In terms of iops on your ES nodes, what is your %iowait? iostat or top would show you this.
We’re on version 2.3.2 and are pushing just under 100GB/day. I haven’t noticed any exceptions in the logs, but I’ll go through them again.
Dustin, I’m not sure what you mean by HEAP. Are you referring to the memory given to the JVM? For each node, I’ve given the JVM half of the available RAM, as per the documentation’s recommendations; 5GB on the graylog-server and 20GB on each of the ES nodes.
Yes, we have a 15GB journal, backed by SSDs. Used to be 5GB rotating rust RAID. Moving it did not seem to make a noticable difference. Maximum injestion rate may have been slightly improved.
Under normal operation, the buffers are basically empty. If I try to perform a search, they will start to fill until graylog can ‘recover’. Sometimes that requires my manually restarting the server.

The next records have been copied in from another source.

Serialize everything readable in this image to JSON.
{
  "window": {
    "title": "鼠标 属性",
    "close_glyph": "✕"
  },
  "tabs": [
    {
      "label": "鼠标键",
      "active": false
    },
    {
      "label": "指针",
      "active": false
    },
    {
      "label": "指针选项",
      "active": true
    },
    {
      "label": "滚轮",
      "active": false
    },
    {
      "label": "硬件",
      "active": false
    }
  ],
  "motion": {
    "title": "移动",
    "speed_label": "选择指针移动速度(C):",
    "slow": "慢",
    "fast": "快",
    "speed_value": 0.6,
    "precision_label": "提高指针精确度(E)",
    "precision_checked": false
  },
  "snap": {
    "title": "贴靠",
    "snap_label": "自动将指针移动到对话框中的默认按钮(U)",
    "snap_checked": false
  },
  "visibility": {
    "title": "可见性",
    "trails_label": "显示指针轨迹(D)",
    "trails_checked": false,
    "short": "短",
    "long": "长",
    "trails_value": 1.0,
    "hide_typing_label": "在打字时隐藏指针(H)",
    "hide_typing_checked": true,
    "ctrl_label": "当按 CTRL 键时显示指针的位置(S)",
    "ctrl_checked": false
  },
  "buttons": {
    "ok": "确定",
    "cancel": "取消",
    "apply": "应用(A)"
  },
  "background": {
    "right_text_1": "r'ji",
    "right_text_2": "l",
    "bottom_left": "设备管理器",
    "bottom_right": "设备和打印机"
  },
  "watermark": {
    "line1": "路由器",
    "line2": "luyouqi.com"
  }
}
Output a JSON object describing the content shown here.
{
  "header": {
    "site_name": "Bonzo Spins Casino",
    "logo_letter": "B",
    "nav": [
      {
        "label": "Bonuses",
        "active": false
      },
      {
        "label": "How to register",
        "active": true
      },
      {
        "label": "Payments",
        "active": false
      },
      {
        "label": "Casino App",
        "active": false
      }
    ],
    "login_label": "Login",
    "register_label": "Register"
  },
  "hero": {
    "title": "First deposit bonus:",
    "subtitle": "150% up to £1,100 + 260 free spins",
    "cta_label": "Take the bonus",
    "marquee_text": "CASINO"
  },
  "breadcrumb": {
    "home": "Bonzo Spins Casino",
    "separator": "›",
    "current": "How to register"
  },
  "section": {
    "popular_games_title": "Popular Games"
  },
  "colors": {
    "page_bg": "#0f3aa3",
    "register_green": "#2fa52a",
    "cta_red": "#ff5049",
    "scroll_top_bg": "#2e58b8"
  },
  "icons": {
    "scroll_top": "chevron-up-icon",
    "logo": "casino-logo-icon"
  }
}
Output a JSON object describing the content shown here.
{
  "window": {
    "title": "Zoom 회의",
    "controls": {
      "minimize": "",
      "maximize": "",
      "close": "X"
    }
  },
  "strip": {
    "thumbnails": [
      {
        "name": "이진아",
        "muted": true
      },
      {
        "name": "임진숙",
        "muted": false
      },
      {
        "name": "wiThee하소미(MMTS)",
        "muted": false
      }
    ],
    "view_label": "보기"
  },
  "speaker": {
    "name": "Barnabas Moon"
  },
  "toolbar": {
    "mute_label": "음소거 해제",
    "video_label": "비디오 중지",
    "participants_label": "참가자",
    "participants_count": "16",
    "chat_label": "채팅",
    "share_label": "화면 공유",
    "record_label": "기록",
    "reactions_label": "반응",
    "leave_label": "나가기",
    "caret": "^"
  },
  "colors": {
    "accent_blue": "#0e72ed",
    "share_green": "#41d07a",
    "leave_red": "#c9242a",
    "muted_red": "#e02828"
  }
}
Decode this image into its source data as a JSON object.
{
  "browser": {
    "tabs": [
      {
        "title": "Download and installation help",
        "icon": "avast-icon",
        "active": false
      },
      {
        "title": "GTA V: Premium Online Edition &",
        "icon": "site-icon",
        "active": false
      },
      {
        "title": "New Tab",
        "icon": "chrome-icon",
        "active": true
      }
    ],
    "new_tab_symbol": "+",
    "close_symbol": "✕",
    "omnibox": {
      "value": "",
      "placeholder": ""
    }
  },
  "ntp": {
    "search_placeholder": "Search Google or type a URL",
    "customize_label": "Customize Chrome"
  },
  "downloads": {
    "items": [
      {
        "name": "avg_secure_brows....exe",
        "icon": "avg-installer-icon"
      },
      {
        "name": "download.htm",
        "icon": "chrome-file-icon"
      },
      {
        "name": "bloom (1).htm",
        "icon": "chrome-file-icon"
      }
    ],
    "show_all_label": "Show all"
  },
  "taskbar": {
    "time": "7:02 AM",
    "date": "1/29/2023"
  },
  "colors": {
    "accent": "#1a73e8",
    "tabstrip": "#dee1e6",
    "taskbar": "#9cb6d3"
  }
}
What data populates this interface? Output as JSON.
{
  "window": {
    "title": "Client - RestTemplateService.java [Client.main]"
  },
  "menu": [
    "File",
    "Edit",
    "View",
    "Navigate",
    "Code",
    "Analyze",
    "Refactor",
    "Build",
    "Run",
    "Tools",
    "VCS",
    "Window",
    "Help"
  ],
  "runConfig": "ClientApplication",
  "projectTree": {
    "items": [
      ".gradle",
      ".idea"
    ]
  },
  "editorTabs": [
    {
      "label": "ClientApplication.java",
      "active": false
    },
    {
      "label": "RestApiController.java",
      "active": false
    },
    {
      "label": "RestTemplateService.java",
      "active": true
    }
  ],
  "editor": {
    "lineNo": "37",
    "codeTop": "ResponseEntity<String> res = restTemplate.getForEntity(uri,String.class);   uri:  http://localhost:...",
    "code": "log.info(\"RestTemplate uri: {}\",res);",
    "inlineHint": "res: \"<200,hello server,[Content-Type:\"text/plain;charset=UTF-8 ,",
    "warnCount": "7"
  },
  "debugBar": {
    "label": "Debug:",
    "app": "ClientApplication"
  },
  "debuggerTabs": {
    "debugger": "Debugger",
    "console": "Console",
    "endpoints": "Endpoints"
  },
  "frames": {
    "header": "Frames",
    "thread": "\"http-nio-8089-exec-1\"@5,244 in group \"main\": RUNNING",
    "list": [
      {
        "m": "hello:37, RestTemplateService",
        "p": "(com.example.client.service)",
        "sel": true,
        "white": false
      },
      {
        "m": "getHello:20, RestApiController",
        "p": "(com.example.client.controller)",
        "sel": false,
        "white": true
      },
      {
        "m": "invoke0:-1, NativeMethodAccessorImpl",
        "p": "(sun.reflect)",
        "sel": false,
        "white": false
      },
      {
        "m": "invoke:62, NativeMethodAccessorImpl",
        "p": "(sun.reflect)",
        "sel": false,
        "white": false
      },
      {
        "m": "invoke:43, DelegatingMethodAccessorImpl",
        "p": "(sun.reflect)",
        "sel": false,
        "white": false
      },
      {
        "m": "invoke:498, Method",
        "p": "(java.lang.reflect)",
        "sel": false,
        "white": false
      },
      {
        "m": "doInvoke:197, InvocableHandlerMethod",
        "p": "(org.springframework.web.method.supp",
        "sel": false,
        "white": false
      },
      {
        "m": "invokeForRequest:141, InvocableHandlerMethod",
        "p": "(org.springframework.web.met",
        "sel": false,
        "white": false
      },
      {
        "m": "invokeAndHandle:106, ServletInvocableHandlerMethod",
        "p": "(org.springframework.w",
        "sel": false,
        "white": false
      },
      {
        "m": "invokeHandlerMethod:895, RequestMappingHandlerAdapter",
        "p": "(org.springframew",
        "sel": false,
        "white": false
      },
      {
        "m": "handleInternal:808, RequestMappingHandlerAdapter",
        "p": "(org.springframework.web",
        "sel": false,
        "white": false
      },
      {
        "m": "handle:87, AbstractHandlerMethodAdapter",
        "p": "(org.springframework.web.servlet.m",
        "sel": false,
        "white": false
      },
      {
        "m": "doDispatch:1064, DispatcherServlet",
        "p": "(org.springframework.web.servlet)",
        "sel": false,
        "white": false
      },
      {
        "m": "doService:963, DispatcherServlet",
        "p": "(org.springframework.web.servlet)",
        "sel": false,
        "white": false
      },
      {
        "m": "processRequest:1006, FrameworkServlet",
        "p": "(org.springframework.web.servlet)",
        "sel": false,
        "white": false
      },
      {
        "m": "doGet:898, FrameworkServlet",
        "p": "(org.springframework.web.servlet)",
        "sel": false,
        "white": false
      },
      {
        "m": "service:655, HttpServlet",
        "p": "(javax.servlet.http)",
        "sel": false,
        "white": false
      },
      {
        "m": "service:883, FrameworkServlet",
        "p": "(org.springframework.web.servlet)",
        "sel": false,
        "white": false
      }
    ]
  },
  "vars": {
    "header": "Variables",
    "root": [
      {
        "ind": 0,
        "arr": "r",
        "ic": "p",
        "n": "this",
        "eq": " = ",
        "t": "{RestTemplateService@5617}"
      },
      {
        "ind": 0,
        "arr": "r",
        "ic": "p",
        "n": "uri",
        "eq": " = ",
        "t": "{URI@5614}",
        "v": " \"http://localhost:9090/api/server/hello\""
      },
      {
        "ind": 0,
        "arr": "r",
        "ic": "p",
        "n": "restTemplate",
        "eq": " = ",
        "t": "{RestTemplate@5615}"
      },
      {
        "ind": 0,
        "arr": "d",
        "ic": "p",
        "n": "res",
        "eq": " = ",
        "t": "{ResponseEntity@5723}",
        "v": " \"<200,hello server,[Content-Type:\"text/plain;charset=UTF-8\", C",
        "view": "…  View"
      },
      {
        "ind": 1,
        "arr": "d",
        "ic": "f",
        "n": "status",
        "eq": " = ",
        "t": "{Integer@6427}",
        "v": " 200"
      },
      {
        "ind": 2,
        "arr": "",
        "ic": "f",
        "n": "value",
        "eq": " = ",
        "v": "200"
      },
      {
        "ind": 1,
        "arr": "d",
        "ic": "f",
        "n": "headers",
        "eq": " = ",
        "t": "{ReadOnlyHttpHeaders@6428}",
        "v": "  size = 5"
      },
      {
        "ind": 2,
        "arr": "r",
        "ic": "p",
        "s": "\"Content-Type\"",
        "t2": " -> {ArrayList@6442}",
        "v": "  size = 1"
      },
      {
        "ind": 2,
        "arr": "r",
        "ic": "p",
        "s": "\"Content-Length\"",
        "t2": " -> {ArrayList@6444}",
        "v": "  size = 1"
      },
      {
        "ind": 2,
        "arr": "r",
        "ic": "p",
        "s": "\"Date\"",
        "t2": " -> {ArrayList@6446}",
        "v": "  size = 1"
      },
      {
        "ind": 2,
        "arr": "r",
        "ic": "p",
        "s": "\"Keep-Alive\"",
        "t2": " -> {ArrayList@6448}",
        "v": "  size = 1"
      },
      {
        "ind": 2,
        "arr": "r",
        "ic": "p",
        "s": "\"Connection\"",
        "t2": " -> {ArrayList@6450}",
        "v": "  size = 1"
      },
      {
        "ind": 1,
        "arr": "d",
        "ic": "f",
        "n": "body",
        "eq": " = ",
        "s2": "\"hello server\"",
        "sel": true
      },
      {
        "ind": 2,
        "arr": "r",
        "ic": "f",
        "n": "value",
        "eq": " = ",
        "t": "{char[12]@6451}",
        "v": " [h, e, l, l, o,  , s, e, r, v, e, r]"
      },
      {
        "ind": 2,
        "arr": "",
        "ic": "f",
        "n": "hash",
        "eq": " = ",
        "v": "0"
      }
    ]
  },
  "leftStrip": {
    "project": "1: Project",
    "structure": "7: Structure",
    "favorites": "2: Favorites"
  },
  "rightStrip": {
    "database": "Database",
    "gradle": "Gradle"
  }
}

Since I added a second elasticsearch node, I sometimes have to also force shard re-allocation, though I suspect that only happens if and when I restart the server.
It sounds like the Graylog portion of the stack is healthy (to me anyway).
Paying attention to just Elasticsearch:
In the past we have changed the index.refresh_interval from the default of 1 second up to 60 seconds to good effect, but after switching to the Hot/Warm architecture for ES I think we are back to the default. I still think ES is the place to troubleshoot.
Let me get a fresh map of our current configuration and I will post back to the group.
I tried setting the index.refresh_interval to 60s as per , but it only resulted in maybe a slight improvement to the maximum ingestion rate.
I should also mention that I kind-of-sort-of-not-really fixed my original problem, with static dashboards. By using a timeframe keyword ‘00:00 Yesterday to 23:59:59 Yesterday’, I can leverage the search cache built-into elastic search, as every search (for that dashboard) is now exactly the same. The problem still remains the first time I load the dashboard for the day’s data, so I either need a way to ‘preload’ the dashboard’s searches into the cache during periods of low activity, or fix the problem itself.